Washington, D.C. - March 16, 2021 - For the first time, researchers have isolated the fungus Candida auris from a sandy beach and tidal swamp in a remote coastal wetland ecosystem. The discovery, reported this week in mBio, an open-access journal of the American Society for Microbiology, represents the first evidence that the pathogen thrives in a natural environment and is not limited to mammalian hosts. C. auris can cause infections resistant to major antifungal drugs, and since its identification in clinical patients 10 years ago scientists have sought to understand its origins.
A commentary accompanying the study, published concurrently in the journal, hailed the work as a "landmark discovery."
Medical mycologist Anuradha Chowdhary, Ph.D, at the University of Delhi, in India, led the new study. She and her colleagues analyzed 48 samples of soil and water collected from 8 sites including rocky shores, sandy beaches, tidal marshes, and mangrove swamps around the Andaman Islands, an isolated archipelago with a tropical climate in the Bay of Bengal. They isolated C. auris in the samples from two sites, a bay tidal salt marsh wetland and a beach.
In samples from the salt marsh, which was rich in seagrass and low in human activity, the researchers found 2 isolates, one of which proved to be multidrug susceptible when tested against antifungals. In samples from the beach, which was high in human activity, the team identified 22 isolates, all of which were multidrug resistant. Whole genome sequencing of the isolates revealed that they were closely related to pathogenic strains found in Southeast Asia.
"The isolates?found in the area where there was human activity were more related to strains we see in the clinical setting," Chowdhary said. Future studies, she said, may be able to explain that connection. "It might be coming from plants, or might be shed from human skin, which we know C. auris can colonize. We need to explore more environmental niches for the pathogen."
Although cases of C. auris trace to the mid-1990s, the fungus wasn't named until 2009.
The new work also provides evidence for a hypothesis recently introduced by the microbiologists who authored the new commentary, including Arturo Casadevall, Ph.D, of the Johns Hopkins Bloomberg School of Public Health in Baltimore; Dimitrios Kontoyiannis, Ph.D, of the The University of Texas MD Anderson Cancer Center in Houston; and Vincent Robert, Ph.D, Westerdijk Fungal Biodiversity Institute, in Utrecht, Netherlands.

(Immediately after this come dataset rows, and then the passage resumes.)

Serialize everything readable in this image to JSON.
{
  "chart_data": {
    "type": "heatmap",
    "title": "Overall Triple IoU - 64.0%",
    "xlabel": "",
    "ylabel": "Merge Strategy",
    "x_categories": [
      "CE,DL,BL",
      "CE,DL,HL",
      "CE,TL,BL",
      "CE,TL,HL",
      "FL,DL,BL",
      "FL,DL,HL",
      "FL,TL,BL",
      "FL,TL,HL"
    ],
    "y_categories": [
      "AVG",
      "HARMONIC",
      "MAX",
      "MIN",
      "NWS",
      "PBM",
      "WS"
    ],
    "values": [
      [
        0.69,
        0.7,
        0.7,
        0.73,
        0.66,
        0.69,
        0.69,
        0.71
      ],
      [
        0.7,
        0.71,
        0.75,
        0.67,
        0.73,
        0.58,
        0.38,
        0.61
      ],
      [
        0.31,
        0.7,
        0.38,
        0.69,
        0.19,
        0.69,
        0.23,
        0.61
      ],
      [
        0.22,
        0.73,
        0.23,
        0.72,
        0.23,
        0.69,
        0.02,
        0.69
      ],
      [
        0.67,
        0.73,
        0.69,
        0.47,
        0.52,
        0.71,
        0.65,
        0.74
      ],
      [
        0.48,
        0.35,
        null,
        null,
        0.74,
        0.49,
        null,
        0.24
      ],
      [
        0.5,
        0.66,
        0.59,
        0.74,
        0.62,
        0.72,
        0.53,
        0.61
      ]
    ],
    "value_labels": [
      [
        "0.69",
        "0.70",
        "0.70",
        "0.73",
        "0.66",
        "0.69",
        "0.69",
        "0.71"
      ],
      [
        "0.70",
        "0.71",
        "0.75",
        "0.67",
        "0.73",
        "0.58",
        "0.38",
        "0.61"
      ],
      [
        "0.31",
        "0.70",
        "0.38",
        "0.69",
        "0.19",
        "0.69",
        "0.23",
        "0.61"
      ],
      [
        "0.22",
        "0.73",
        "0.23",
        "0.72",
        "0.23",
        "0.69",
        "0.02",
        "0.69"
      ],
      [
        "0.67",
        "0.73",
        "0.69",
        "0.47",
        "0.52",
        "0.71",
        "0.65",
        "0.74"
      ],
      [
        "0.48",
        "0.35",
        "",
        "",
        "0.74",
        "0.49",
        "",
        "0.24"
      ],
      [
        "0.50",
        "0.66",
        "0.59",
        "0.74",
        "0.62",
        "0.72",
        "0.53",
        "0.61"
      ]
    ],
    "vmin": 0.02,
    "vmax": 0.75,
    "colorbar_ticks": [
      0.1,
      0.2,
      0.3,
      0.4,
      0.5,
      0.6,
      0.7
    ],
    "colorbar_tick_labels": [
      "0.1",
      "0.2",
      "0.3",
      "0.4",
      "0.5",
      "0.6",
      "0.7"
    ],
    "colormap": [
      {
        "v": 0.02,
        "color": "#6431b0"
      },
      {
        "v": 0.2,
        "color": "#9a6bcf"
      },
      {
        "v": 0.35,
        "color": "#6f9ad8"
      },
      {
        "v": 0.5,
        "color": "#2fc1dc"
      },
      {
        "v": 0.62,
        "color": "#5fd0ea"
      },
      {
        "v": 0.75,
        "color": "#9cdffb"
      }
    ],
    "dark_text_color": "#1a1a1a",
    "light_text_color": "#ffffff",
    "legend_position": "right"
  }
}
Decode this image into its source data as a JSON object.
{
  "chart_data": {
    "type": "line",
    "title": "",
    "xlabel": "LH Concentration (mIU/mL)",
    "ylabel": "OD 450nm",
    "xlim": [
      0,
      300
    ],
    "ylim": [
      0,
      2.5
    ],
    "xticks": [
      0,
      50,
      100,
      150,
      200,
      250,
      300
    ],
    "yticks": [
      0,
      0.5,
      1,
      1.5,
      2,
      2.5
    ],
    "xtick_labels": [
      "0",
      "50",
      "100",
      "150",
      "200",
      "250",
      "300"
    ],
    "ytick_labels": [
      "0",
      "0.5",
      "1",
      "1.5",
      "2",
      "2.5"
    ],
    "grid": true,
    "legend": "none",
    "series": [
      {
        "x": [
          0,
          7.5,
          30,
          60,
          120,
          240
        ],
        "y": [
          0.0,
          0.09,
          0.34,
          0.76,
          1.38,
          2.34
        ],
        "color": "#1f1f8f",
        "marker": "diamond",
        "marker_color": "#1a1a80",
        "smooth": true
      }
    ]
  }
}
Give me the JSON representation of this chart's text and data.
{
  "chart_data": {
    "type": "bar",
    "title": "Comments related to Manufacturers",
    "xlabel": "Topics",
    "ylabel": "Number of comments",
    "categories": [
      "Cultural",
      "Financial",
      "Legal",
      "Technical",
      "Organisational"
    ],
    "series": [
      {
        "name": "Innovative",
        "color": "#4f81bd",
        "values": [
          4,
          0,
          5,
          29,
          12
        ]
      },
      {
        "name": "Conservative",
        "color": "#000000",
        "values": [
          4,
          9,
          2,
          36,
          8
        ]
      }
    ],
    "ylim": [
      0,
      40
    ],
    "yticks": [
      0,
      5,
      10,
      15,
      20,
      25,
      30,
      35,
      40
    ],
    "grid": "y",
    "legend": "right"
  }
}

The trio proposed that C. auris, which is tolerant to a range of temperatures and salinity, is native to wetlands, and its emergence as a pathogen in humans has resulted from global warming effects on those environments. Chowdhary, who has been studying C. auris for nearly a decade, said that hypothesis inspired her to explore ecological niches where the fungus might live.
"This study takes the first step in toward understanding how pathogen survives in the wetland," Chowdhary said, "but this is just one niche." Future studies, she said, could reveal more about how the fungus thrives in the wild--and better explain why it's such a menace to humans.